TORONTO -- Dr. Andreas Greinacher led the team that discovered the link between the AstraZeneca vaccine and a rare blood clotting disorder, but he wants people to know the risk of developing the clots is low.

Greinacher found that in some patients, the AstraZeneca vaccine was triggering antibodies that set off a platelet response. That means the the antibodies made the platelets, small blood cells that help form clots to stop bleeding, behave as though they were treating a wound and trigger clotting.

At a press conference on Wednesday, Greinacher said that the causal link is still unknown, and there could be co-factors in the small number of patients who developed vaccine-induced prothrombotic immune thrombocytopenia (VIPIT). VIPIT is the name given to the type of clotting that seems to occur as a rare reaction to the AstraZeneca vaccine.

“It could very well be that in these individual patients are two or three co-factors present at the same time, which together at the time point of vaccination trigger these antibodies,” he said.
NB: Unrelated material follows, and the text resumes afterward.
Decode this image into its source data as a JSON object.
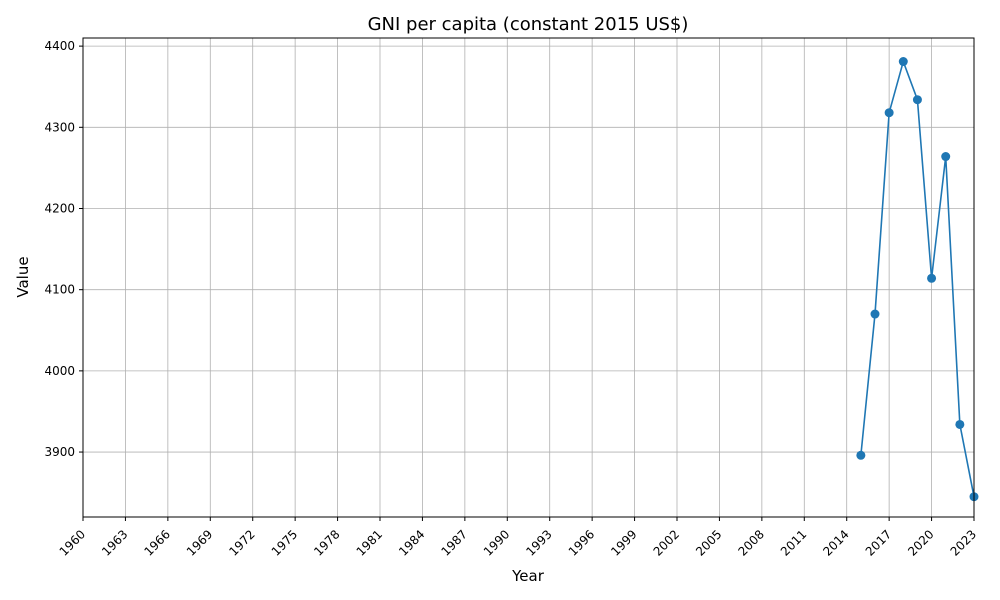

While his team continues to investigate what exactly causes this reaction, Greinacher said that there are far fewer people developing this antibody response than are getting sick with COVID-19.

“The number of individuals being severely sickened by the pandemic, by COVID-19, outnumber those who suffer from the vaccination reaction by several orders of magnitude,” he said.

While he said it is not up to him who is approved for the vaccine and who isn’t, he doesn’t think stopping vaccinations is the right decision.

“It would be dangerous to stop vaccination, only because of the fear, for a very rare adverse event,”he said.

Thinking about the dangers we face each day, driving a car on a busy highway, riding a bicycle in major cities, they are far greater risks than the clotting issue associated with the AstraZeneca vaccine, he said.

“Running down the road with a motorcycle is by far, far, far more dangerous than getting the vaccine,” he said. “Take 1.4 million motorcycle riders, let them drive two weeks, how many severe accidents, you will see.”

For a medical comparison, he points to the use of the blood thinning medication heparin in hospitals. There are people who suffer adverse reactions to heparin, similar to the reaction to the AstraZeneca vaccine, but to stop using it altogether would be catastrophic.

Greinacher said that to stop the use of the clotting treatment in hospital would result in many more deaths due to fatal embolisms and other clot-related complications.

Within the span of two weeks, Greinacher and his colleagues were able to develop a screening test, a test to confirm the response in a lab and now, a potential treatment.

“The first anecdotal feedbacks I receive from treating physician, it seems to work quite well,” he said.

The focus now for Greinacher and his colleagues is determining how the vaccine is associated with, or induces, this response in the body.

“I have to say very clearly, there is no direct link that the vaccine itself is inducing the antibody, it could be that the vaccine is triggering something else in the human body, which then is modifying the immune system, which is then starting to produce the antibodies,” he said.

“It's too early to make a really clear correlation and very clear association between the vaccine and formation of the antibodies,” he added.

His message is clear: While there is a risk of having an adverse reaction to the AstraZeneca vaccine, the risk is so small that people shouldn’t be concerned about getting the vaccine.

“To stop or to avoid vaccination, only for the fear of getting an extremely rare, adverse reaction would be completely wrong.”